The signs were all there. When I saw him he was pale enough that an alarm bell rang in my head, but was dismissed when he said he was OK. He was sweaty. He had a feeling of being “just not quite right” and couldn’t shake it all day. He had a history of unstable angina, and was a heavy smoker. If someone described that situation to me now, I’d call an ambulance and give him half an aspirin. I’d ask about chest pain. I’d igore his insistence that he was fine.

My grandfather wasn’t some medical genius, a world-leading surgeon or medical scientist. He was a retired mining surveyor. He didn’t show me any amazing medical procedures. What he made me do was promise to myself that I’d never miss that again. If only we’ve have received some basic lessons in recognising these things at school or anywhere. I didn’t see it. I kicked myself for months that I could have done something but didn’t.

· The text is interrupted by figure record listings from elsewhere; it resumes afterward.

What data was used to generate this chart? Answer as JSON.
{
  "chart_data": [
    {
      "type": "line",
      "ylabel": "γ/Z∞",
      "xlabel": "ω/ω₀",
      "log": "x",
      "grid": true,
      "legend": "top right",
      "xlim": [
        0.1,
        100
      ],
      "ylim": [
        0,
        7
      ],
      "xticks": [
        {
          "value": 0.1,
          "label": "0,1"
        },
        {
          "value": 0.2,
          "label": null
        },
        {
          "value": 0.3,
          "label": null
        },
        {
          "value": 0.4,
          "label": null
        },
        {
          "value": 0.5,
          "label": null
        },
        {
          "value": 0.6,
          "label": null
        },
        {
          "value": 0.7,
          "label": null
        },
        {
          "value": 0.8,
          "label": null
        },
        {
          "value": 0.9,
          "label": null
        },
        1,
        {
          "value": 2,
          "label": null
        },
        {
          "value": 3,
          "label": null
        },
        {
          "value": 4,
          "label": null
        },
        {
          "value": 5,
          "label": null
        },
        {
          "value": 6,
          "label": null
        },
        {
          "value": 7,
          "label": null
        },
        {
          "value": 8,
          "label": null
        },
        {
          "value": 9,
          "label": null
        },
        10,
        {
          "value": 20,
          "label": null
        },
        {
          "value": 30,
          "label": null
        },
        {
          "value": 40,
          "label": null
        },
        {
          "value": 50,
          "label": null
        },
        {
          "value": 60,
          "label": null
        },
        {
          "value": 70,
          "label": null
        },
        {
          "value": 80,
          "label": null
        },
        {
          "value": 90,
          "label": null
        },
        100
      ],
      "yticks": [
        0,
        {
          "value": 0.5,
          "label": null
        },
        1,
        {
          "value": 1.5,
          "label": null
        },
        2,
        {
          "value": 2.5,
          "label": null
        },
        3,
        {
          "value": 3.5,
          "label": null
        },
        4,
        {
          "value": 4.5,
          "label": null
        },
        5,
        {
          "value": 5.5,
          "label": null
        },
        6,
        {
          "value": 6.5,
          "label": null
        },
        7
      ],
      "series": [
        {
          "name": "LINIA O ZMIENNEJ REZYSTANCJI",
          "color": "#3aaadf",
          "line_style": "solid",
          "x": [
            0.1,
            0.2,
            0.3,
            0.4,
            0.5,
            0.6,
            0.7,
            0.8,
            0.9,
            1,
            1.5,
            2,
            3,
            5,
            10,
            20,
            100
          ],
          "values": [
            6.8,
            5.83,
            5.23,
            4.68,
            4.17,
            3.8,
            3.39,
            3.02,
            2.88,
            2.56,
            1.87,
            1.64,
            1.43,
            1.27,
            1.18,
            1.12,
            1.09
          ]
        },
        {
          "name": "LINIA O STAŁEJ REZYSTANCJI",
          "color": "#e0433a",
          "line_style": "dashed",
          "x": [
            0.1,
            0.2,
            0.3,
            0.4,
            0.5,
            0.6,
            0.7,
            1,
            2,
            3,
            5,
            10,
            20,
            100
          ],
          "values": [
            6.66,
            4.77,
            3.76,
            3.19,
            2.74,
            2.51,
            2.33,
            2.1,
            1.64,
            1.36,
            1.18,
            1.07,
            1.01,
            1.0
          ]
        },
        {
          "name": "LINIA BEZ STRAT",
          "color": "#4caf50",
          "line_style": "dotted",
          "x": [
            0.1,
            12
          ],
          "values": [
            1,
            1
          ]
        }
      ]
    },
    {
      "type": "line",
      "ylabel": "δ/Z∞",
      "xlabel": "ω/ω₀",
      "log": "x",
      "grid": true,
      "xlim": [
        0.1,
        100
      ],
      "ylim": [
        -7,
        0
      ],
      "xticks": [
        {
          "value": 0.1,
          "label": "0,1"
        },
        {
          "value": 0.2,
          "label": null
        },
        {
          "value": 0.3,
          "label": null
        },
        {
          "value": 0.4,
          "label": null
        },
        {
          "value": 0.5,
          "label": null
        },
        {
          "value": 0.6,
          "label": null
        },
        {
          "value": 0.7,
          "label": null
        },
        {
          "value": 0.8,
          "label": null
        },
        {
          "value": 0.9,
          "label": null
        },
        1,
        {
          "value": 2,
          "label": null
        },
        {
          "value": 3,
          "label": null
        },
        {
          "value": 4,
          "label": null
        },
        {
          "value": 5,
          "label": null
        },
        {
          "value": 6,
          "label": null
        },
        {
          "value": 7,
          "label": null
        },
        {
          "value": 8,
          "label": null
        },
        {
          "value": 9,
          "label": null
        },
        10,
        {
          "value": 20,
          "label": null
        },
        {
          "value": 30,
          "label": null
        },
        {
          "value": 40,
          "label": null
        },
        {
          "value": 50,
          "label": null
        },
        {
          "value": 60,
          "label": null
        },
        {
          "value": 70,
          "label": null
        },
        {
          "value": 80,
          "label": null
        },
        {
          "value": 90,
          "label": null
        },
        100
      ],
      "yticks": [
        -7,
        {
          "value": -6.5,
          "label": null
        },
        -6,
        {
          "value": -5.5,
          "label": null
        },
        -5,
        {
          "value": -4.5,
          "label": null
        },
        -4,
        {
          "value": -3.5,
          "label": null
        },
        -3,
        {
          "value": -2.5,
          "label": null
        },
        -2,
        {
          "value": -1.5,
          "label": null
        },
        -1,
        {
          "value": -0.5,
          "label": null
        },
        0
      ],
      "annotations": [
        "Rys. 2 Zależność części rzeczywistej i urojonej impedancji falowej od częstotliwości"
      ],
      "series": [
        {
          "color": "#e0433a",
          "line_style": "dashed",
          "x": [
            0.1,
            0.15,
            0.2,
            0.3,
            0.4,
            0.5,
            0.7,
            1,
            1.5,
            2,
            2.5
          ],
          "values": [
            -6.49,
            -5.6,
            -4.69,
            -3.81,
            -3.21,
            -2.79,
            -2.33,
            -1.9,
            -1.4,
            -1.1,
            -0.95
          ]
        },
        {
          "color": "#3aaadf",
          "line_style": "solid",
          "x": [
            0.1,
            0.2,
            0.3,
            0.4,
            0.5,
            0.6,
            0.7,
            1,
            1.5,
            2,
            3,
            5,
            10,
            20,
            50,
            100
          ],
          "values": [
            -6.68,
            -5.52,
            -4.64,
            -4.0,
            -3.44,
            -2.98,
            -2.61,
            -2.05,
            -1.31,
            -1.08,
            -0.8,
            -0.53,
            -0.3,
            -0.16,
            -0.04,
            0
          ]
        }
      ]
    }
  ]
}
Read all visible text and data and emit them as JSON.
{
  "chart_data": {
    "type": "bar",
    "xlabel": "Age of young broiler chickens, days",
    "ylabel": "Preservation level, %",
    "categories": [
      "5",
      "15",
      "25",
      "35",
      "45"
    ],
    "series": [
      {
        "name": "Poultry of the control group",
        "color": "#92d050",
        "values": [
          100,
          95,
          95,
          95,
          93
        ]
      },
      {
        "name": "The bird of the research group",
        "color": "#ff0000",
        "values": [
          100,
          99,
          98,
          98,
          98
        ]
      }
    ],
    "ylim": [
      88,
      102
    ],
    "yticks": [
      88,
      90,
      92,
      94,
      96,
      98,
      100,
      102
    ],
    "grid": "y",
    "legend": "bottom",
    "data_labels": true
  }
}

Eventually I accepted the situation, but every decision I’ve made since that saw me doing anything medical stems from that one event. From the knowledge that I could have done more if only I knew. A promise to myself and to him that I will work hard. So that hopefully, one day, I’ll turn up in time to help someone else’s grandfather.

4 Responses to “Starting”

  1. Very moving, Aled.

  2. Freddie says:

    Very touching, you’ve just made me cry.

  3. MarkUK says:

    Hi Aled,

    First time on your blog; I came in from Handover.

    What a great post, and what a brill granddad you had.

    I’m a Health & Safety Officer in a school and I also lead first aid (as I’m a CFR in my spare[!] time). I’m determined that fewer 17yos will miss the signs, so I’m trying to start up a Heartstart UK scheme in the school.

    First aid, age appropriate, should be part of the national curriculum in all schools.

  4. Aled says:

    Hi Mark,

    That sounds awesome – and I’m glad that you’re teaching schoolkids basic first aid. I really believe that no child should leave school without a first aid certificate.